И Линн действительно терзала себя, и сейчас она все еще продолжала терзать себя здесь, на берегу озера Мичиган. Ей отчетливо вспомнился тот роковой день. Кэролайн, смеющаяся над клоуном, Кэролайн – несколькими минутами позже – мертвая в воде. Маленькое лицо Эмили, сморщенное от слез и ужаса. Она сама, которой пришли на помощь добрые руки и нежные слова во время душераздирающих похорон.
– Я не знаю, почему должна приехать моя тетя, – выразил недовольство Роберт. – Кстати, кто посылал за ней?
– Хелен взяла ее номер телефона из моей записной книжки. Она член твоей семьи, кроме нее, у тебя никого нет, и ей полагается здесь быть.
Было странно, что он никогда не хотел, чтобы приезжала Джин. Она раздражала его, говорил он. Ну, может быть. Может быть, ее доброта раздражала его. Мужчины иногда бывают такими. Однако Джин очень помогла в эти первые ужасные дни, успокаивая Эмили в своих теплых руках и убирая комнату Кэролайн, в которую, как Линн, так и Роберту было тяжело войти.
Тем не менее они все это пережили.
– Если супружеская жизнь может перенести это, – утверждали люди, – она может перенести все. Представьте, какое ужасное чувство вины!
Однако Роберт принял к сердцу слова Билла Уайта. Многие ужасные ночи он держал ее в своих объятиях. И в течение долгого времени они тихо двигались по дому, разговаривая шепотом; она ходила на цыпочках, пока он не привлекал нежно ее внимание к тому, что она делала. Именно он уберег ее от тяжелого психического заболевания. Она должна об этом помнить всякий раз, когда дела не ладились…
Однако как мог человек, прощающий так, как он, беспокоящийся о своей семье, дать волю своей ярости? Подобно этому вечеру, подобно всем другим внезапным вспышкам ярости в течение многих лет? Казалось, ее жизнь с Робертом была подвержена погодным колебаниям: то все кругом многие месяцы залито солнечным светом, то вдруг поднявшийся шторм повергает все в темноту. И так же быстро, как возникал, шторм проходил, оставляя память, ослабевающую на расстоянии, вместе с надеждой, что на этот раз это последняя вспышка.
Дети никогда этого не знали и не должны были знать. А то как же она могла им объяснить то, чего сама не понимала?

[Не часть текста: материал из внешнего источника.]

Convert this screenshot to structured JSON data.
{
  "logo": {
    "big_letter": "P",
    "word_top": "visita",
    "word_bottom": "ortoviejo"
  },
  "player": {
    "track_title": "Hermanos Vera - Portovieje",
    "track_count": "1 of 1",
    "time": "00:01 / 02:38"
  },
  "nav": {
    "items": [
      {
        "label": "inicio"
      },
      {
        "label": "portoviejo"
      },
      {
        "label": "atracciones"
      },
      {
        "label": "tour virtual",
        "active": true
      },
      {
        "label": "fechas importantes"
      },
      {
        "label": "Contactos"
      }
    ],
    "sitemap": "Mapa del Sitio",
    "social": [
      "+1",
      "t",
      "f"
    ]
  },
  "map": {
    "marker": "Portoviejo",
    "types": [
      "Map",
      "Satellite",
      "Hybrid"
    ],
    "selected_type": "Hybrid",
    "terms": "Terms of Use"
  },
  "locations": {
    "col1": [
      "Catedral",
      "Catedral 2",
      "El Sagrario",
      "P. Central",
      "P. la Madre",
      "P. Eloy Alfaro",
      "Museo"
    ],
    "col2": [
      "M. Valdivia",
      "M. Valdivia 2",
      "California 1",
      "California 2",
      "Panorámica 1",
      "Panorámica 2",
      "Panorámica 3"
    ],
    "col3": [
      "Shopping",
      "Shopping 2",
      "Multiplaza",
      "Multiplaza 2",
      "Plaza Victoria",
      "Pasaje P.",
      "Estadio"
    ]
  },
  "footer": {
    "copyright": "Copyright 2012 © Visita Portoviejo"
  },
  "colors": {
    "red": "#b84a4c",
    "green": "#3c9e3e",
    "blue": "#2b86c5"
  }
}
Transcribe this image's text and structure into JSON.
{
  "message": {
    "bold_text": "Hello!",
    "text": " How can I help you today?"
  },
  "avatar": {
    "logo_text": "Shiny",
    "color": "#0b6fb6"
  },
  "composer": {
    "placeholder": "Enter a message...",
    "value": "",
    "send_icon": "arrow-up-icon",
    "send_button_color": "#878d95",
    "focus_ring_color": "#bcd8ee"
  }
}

Особенно Энни, Энни так ранима, она никогда не должна знать! Она была сделана из другого теста и с самого начала была трудным ребенком. И хотя она уже выросла, но до некоторой степени осталась все такая же: ребенок настроения, который мог быть по-детски добрым или странным образом взрослым; каждый чувствовал тогда, что она видит его прямо насквозь без малейших уловок и отговорок. Однако она очень плохо училась в школе. У нее был излишек веса, и она была неуклюжей в спорте, хотя Роберт делал все возможное и пытался с трудом учить ее. Втайне она была его разочарованием, Линн это знала. Его ребенок, которому не было еще и девяти, вообще не выражал ни малейшего желания и старания делать что-либо хорошо!
Все обилие его любви было направлено на Эмили, так похожую на него, крепкую, уверенную, компетентную во всем от математики до тенниса. Кроме того, в свои пятнадцать лет она уже очаровывала мальчиков. Жизнь должна быть легкой для Эмили.
«Мои дети… О, Боже, если бы не они, – кричала Линн про себя, – я вообще не вернулась бы домой. Я села бы в самолет и полетела, полетела – куда-нибудь, в Австралию». Но это глупо. Глупо рассуждать о невозможном. А если бы она запаковала его костюм, ничего бы этого не случилось. Это ее собственная ошибка…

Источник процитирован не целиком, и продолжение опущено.